Oculus founder has created a VR headset that kills losers IRL
Some things just make us wonder, “Why?”
One recent thing to make us question everything we know in life is an Oculus system that kills you in real life if you die in a game. Oculus VR founder Palmer Luckey decided to create this shocking video game after seeing a similar device used in Sword Art Online.
According to an unhinged blog post from Luckey himself, “the popularity of SAO led to massive otaku enthusiasm for Oculus, especially in Japan.” This allegedly made the concept within Sword Art Online “far more plausible” somehow. And Luckey was starting to get asked when he would create the device, known as NerveGear, in real life. The Oculus was the closest thing to the deathly game gear in SAO, leading fans to apparently want Luckey to make this happen.
And it sounds like they asked the right person.
Wrote Luckey: “The idea of tying your real life to your virtual avatar has always fascinated me — you instantly raise the stakes to the maximum level and force people to fundamentally rethink how they interact with the virtual world and the players inside it.”
How to create a VR headset that kills you
While excellent graphics make a game look more real, it still doesn’t feel real since there are no serious consequences. This has never been explored, Luckey said. Gee, we wonder why. But for the strange few that are hoping to explode while playing Elden Ring, you’re in luck.
“The good news is that we are halfway to making a true NerveGear The bad news is that so far, I have only figured out the half that kills you. The perfect-VR half of the equation is still many years out,” Luckey revealed.
In Sword Art Online, the NerveGear had a microwave emitter that could reach lethal levels. But Luckey couldn’t figure out how to make that work despite being a “pretty smart guy.” Instead, Luckey decided to use three explosive charge modules (apparently from another project he’s working on…), The charges are tied to a narrow-band photosensor that detects when the screen flashes red. When a game over screen is displayed, the payload fires, which instantly kills the VR user.
To the shock of many, “this isn’t a perfect system.” Luckey has to tamper with it a bit in order to not wrongfully kill people that didn’t die in the game. Now that would be a tragedy. The only way to safely ensure that it’s just losers who get exploded, Luckey said, is to tie the NerveGear to some “high-intelligence agent” that can determine if the conditions for termination are accurate. Only then would Luckey dare try out the NerveGear himself.

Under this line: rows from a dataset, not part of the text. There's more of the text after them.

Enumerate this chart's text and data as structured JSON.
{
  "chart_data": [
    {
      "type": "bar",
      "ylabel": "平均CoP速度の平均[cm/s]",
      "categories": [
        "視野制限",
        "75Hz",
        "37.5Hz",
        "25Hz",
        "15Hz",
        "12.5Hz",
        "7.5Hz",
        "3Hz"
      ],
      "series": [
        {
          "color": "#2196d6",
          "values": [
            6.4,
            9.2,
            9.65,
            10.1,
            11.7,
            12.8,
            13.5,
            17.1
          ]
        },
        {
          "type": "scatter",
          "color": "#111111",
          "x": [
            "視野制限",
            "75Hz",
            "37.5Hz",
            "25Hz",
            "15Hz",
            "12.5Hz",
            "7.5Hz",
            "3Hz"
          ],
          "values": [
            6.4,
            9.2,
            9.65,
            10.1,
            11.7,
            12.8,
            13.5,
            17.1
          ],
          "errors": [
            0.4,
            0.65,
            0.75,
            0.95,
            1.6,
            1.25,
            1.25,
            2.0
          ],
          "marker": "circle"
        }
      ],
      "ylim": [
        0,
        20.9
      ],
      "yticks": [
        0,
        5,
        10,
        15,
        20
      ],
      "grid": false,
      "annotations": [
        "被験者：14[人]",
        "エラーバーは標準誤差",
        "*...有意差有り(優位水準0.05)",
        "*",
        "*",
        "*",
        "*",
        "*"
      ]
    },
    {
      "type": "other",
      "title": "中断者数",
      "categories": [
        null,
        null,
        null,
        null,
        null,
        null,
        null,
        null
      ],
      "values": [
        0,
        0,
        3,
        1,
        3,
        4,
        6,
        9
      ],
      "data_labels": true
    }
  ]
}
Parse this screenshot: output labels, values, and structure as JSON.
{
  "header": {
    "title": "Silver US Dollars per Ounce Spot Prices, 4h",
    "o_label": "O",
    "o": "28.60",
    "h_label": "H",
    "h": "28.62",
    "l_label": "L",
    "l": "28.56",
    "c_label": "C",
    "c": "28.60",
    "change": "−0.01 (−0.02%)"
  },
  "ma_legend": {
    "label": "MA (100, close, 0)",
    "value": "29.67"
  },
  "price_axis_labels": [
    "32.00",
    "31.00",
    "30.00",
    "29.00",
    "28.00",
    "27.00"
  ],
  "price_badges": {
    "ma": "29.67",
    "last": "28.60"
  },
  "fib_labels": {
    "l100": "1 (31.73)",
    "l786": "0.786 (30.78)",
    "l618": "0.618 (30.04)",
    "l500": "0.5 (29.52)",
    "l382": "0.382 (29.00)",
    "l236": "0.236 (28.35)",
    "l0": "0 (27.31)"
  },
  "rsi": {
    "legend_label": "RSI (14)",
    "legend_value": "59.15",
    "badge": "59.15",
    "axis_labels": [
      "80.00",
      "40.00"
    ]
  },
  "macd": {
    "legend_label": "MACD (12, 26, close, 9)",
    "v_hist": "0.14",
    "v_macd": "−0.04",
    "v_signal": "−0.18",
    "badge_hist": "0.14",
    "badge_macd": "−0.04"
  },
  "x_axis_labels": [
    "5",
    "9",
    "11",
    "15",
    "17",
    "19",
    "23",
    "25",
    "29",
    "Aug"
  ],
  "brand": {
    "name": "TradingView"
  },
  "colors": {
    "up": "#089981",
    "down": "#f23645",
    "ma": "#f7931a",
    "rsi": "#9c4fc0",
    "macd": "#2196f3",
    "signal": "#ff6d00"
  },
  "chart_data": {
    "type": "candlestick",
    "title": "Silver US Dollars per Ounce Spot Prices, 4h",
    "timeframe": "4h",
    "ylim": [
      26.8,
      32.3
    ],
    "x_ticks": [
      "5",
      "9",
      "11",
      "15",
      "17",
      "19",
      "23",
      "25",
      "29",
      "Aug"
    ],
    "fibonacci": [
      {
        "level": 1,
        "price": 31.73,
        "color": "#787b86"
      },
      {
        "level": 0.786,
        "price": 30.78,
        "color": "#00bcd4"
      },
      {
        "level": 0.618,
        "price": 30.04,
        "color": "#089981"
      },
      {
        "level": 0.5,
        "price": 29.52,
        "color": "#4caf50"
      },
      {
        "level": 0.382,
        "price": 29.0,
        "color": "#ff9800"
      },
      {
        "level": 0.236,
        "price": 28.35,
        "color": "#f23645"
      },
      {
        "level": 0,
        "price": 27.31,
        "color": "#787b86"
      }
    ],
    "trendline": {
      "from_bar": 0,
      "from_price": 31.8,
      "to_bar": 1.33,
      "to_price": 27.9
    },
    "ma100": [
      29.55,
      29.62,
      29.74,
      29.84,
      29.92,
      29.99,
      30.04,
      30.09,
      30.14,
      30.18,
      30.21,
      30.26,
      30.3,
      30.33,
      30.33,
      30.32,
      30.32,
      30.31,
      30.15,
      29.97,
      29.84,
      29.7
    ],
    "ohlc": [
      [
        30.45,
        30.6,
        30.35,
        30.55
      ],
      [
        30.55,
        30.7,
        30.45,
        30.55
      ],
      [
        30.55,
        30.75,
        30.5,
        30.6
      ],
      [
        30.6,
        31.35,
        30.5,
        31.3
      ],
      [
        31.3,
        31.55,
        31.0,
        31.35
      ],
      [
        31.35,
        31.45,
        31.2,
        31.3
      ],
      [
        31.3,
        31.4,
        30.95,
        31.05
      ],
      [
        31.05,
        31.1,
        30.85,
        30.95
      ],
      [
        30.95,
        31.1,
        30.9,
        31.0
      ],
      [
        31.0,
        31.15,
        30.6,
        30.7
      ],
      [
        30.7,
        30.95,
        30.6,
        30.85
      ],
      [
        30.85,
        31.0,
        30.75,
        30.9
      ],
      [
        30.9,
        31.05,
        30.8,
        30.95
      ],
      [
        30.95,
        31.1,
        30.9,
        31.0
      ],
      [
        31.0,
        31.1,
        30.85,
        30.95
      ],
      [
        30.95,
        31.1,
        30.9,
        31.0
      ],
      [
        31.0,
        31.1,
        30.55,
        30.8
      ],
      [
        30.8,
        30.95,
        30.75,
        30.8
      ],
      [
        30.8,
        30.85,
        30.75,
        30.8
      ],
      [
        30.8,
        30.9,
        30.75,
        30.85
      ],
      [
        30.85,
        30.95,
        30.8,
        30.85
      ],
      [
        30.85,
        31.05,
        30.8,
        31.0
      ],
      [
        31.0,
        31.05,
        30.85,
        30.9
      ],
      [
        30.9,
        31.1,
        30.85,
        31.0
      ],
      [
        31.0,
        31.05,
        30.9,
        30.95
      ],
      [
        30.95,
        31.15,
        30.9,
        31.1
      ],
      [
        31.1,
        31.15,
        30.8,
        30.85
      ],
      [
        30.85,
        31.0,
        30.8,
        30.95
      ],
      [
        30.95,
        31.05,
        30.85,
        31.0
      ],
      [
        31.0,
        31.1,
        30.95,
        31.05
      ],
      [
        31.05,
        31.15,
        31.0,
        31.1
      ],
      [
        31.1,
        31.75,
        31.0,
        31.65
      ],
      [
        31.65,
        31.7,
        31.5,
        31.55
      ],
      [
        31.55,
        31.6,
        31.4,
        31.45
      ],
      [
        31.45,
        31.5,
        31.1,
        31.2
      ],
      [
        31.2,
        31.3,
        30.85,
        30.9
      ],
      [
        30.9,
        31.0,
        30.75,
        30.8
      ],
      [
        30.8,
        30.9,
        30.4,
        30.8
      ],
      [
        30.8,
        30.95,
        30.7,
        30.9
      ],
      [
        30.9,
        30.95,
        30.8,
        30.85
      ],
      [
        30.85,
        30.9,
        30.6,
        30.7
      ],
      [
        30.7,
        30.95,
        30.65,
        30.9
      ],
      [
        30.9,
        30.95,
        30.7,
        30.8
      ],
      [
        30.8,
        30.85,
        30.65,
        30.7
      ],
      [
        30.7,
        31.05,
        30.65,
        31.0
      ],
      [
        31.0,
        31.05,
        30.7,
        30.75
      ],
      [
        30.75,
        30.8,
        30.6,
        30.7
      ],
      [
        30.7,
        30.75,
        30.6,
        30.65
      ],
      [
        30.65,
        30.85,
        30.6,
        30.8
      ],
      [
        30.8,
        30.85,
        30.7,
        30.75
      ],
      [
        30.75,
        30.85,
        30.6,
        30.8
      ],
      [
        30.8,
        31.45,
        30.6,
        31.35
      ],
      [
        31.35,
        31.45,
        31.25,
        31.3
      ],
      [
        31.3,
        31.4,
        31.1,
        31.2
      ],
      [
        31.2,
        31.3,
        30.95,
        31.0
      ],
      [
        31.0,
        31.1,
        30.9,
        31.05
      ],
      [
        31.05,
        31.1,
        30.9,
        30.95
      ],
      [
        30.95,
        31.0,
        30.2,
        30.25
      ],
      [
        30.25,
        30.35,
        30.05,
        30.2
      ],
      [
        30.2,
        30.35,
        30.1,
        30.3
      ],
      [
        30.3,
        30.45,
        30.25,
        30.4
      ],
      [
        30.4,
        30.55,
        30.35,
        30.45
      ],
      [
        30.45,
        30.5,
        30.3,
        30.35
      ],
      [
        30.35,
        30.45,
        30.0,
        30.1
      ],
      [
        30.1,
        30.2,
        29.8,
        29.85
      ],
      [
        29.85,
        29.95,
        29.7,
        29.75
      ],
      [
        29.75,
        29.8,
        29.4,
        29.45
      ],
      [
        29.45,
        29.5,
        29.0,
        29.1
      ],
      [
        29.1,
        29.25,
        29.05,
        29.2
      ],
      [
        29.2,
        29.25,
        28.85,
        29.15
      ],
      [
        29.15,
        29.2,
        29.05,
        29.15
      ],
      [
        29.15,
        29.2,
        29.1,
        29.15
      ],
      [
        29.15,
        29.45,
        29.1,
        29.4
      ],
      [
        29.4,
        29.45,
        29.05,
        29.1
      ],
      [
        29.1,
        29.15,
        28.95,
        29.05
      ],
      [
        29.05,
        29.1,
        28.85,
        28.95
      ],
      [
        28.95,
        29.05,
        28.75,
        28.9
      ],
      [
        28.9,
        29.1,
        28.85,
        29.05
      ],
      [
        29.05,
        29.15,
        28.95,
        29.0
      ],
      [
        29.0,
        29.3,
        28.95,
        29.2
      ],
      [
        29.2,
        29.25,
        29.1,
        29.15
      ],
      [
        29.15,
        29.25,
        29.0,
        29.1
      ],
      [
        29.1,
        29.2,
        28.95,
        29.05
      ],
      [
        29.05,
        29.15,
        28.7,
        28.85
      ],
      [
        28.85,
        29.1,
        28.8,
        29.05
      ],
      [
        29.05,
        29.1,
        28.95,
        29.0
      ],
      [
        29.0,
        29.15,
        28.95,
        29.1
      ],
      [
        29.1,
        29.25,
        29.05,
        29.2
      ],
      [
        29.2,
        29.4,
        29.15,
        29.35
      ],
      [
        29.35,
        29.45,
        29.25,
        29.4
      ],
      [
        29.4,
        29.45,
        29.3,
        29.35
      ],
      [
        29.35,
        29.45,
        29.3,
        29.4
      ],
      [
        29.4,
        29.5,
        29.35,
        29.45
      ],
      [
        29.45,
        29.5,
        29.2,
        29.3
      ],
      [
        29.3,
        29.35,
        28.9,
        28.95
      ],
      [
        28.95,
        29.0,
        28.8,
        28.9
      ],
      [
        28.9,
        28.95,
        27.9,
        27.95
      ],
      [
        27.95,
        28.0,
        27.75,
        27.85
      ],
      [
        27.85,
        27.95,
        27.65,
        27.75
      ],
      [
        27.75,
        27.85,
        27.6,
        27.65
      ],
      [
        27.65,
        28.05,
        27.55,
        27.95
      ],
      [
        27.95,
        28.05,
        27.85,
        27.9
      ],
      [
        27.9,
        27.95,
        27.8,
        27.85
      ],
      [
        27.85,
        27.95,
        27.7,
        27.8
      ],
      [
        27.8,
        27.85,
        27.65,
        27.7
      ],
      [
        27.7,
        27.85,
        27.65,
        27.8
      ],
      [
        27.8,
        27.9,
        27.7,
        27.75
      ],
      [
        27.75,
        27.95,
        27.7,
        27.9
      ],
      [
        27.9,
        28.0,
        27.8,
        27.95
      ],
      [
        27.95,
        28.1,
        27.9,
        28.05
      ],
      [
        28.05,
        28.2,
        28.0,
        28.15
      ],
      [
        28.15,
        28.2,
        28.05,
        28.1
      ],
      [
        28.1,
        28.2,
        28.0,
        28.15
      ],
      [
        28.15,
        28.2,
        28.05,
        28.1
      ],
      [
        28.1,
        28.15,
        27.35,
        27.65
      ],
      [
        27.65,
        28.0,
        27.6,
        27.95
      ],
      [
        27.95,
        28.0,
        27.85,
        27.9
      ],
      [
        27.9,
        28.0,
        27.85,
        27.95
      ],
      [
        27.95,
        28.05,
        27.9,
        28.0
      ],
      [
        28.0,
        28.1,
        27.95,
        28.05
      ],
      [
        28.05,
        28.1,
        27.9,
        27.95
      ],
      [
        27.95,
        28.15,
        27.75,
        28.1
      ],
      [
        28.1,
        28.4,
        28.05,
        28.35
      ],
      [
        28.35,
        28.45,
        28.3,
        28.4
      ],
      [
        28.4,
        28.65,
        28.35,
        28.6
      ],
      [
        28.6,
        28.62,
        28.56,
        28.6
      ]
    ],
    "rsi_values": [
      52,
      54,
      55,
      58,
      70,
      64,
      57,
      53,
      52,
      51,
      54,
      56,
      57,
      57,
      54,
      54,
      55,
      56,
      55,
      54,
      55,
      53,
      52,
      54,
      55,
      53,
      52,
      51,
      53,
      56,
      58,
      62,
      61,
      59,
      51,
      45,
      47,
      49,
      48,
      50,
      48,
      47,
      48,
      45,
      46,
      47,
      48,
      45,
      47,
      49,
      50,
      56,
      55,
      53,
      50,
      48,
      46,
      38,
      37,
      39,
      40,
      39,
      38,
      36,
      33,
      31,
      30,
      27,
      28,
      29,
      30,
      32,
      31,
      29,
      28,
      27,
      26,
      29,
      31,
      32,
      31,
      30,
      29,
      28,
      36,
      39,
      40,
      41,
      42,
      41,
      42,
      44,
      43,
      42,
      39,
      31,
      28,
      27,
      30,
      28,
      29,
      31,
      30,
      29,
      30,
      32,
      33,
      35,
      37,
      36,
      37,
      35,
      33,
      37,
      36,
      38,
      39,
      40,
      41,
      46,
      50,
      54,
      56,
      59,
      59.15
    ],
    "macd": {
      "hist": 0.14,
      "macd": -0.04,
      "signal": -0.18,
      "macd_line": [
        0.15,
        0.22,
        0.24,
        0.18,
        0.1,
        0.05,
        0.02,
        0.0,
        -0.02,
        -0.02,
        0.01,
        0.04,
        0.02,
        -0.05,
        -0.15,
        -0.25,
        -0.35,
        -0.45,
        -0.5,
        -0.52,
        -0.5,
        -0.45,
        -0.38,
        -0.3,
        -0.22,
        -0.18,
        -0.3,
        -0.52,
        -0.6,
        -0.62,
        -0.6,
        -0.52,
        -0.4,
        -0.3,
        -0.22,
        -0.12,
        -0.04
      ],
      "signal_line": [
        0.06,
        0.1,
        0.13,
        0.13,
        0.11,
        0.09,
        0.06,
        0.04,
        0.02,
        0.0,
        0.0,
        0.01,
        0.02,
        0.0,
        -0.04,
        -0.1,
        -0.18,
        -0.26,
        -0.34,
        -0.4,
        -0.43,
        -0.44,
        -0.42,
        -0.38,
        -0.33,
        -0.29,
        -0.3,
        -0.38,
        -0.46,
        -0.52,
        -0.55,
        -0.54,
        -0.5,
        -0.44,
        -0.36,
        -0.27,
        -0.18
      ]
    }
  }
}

Until then, Luckey is keeping the gamer killer around as “a piece of office art.” He described it as “thought-provoking,” explaining that it’s currently an unexplored avenue in game design. It seems like Luckey is on the forefront of a new way of gaming, paving the way for new VR technology that kills its users in even more exciting ways.
In the future, there may no longer be noobs in your Call of Duty lobby and feeders in your ranked League of Legends games. Only the best gamers will survive to play again. Until then, have fun being terrible. You may not be able to enjoy bringing your teammates down forever.